As Emmett Rensin ably enumerated for Newsweek, young people did not support Sanders because they are, in Clintons recorded words, new to politics. They flocked to him because they have very different politics than she does. Clintons comments remind us just how different, and suggest her rhetorical commitments to parts of the Sanders platform wont find reflection in her appointments.

And at bottom, they reveal a politician who still holds to the old Thatcher motto that defined the neoliberal eras boost phase: there is no alternative. The impacts of deregulation and free trade are real, Clinton says in the tape, but organizing for radical change is just role-play fantasy politics. As she brushed it off in Virginia, it reflects a deep desire to believe that we can have free college, free healthcare you know, Scandinavia, whatever that means.

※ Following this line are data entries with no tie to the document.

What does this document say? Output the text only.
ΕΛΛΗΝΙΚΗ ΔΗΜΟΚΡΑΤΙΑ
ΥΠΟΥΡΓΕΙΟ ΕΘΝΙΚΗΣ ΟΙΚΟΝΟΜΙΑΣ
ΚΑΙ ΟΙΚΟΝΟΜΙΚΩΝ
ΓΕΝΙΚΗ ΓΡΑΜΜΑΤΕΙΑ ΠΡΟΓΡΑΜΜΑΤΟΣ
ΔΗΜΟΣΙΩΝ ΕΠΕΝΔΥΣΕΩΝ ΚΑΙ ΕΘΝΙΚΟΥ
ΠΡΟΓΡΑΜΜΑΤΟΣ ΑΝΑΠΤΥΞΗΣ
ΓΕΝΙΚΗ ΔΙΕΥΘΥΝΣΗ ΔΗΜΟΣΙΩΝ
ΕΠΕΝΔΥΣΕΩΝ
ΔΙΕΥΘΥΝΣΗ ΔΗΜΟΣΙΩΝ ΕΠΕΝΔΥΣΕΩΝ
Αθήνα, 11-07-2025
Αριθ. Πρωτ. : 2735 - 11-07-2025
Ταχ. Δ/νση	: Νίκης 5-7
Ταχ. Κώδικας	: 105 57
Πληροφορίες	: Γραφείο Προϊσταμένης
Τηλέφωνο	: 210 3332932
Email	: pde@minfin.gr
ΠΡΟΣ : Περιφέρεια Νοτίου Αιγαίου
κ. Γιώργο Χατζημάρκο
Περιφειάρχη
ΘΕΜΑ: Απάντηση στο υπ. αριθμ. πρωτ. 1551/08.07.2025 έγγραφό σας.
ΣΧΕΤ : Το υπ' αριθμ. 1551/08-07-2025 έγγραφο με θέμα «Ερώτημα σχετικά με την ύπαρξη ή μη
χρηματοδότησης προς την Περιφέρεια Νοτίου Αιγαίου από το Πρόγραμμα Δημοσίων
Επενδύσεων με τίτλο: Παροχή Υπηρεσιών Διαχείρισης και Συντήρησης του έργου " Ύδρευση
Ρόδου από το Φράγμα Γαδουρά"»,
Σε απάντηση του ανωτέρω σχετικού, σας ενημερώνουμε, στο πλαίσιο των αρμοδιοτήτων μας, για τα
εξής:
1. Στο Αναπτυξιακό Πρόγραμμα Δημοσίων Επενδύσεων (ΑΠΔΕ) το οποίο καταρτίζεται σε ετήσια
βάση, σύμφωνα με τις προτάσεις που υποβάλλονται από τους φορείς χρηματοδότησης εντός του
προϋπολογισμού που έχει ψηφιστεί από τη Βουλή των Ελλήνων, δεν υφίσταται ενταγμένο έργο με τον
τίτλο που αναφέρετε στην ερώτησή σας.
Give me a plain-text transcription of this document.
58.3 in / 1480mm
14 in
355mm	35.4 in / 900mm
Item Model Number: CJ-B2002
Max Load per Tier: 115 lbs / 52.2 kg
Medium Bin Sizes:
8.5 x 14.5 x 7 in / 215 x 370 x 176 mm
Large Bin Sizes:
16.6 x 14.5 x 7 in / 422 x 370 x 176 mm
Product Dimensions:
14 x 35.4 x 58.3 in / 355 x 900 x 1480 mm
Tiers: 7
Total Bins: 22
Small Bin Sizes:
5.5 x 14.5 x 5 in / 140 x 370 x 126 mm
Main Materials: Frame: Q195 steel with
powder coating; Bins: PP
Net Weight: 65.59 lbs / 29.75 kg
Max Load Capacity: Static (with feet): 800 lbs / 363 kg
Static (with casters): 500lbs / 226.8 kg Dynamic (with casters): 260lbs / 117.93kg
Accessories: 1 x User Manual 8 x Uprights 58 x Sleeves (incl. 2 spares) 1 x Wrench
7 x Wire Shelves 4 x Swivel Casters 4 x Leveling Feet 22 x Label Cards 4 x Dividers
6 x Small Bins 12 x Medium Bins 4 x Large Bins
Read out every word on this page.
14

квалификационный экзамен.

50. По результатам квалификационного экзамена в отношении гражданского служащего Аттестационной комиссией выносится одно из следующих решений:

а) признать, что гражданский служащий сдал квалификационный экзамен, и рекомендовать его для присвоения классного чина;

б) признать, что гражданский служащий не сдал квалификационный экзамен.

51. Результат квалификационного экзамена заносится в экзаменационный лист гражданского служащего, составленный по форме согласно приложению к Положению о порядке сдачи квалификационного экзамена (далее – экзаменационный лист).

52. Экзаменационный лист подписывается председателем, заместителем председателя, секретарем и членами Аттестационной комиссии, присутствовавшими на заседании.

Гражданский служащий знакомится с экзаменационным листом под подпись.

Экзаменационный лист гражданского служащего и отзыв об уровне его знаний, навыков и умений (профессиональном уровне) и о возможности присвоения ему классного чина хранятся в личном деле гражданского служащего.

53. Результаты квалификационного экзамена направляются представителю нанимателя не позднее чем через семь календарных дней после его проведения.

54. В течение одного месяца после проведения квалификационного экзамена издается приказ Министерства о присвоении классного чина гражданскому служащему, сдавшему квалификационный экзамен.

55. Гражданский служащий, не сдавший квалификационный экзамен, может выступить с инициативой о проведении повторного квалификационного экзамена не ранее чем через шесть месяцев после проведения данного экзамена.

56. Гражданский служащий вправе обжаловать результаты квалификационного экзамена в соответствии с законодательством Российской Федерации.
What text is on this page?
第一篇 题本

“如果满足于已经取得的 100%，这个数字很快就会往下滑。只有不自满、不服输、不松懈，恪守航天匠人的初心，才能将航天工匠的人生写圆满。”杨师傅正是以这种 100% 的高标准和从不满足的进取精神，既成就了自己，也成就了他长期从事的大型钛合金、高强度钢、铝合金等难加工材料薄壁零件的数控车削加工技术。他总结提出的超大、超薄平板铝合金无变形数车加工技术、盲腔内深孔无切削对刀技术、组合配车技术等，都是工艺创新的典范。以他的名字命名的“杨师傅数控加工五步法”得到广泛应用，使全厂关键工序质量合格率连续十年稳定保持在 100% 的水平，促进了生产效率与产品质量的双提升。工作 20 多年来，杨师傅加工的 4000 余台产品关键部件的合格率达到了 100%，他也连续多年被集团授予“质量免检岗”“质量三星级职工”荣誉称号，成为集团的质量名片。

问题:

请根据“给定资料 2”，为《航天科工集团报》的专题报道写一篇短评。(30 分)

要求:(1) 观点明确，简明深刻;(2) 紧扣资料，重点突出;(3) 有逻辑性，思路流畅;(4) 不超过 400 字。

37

Clintons comments also belie an incapacity to get her head around the full meaning of Sanders campaign. The political revolution Sanders invoked was not just a plan to get college graduates out of Americas basements and into sweet lofts. In reducing the campaign to crude economism, Clinton sounds like someone who doesnt understand that many Sanders supporters dont just want a bigger piece of the pie, they want a fundamentally different kind of society. Clintons message to her donor audience was essentially one of patience, of letting capitalism work its magic: as soon as these kids start making good money, theyll fall in line behind center-right candidates. Its perfectly natural that Clinton and her audience would think this, and that everybody, as Clinton described the political class in Virginia, would be quite bewildered in the meantime.

You can see a similar economism in media attempts to disentangle the motivations of Trump supporters. In August, much was made of a Gallup poll showing that Trumps base was statistically no worse off than other voters. For many, this was the ultimate ballast for the argument that they couldnt possibly be motivated by distress over inequality or the economic and social dislocations of free trade agreements.

This conclusion is as wrong, and for similar reasons, as Clintons supposition that Sanders supporters would Be With Her if only theyd gotten a cushy marketing gig after graduation.

I spent much of primary season reporting a book about Trump supporters. As with Sanders backers, their outrage and sense of injustice was bigger than their own position. Economically secure Trump supporters business owners, retirees with good pensions are still members of communities. They see nephews, daughters and neighbors suffering the same burdens as Clintons children of the recession; they generally view economic progress not in quarterly reports, but directionally, over decades.

As with Sanders supporters, some of the Trump supporters I met have begun to think critically about the bigger picture, about systems, and wonder why we cant have some of the nice things they have in Scandanavia, such as universal healthcare. This view was especially common among Trump-supporting veterans, whose experience with war, homelessness and socialized healthcare led them to give Sanders a good listen before choosing the toxic fools gold of the other insurgency.

If Sanders baristas can find a way to bring these people over, they might make some decent music together. Even if they have to start out practicing in their parents basement.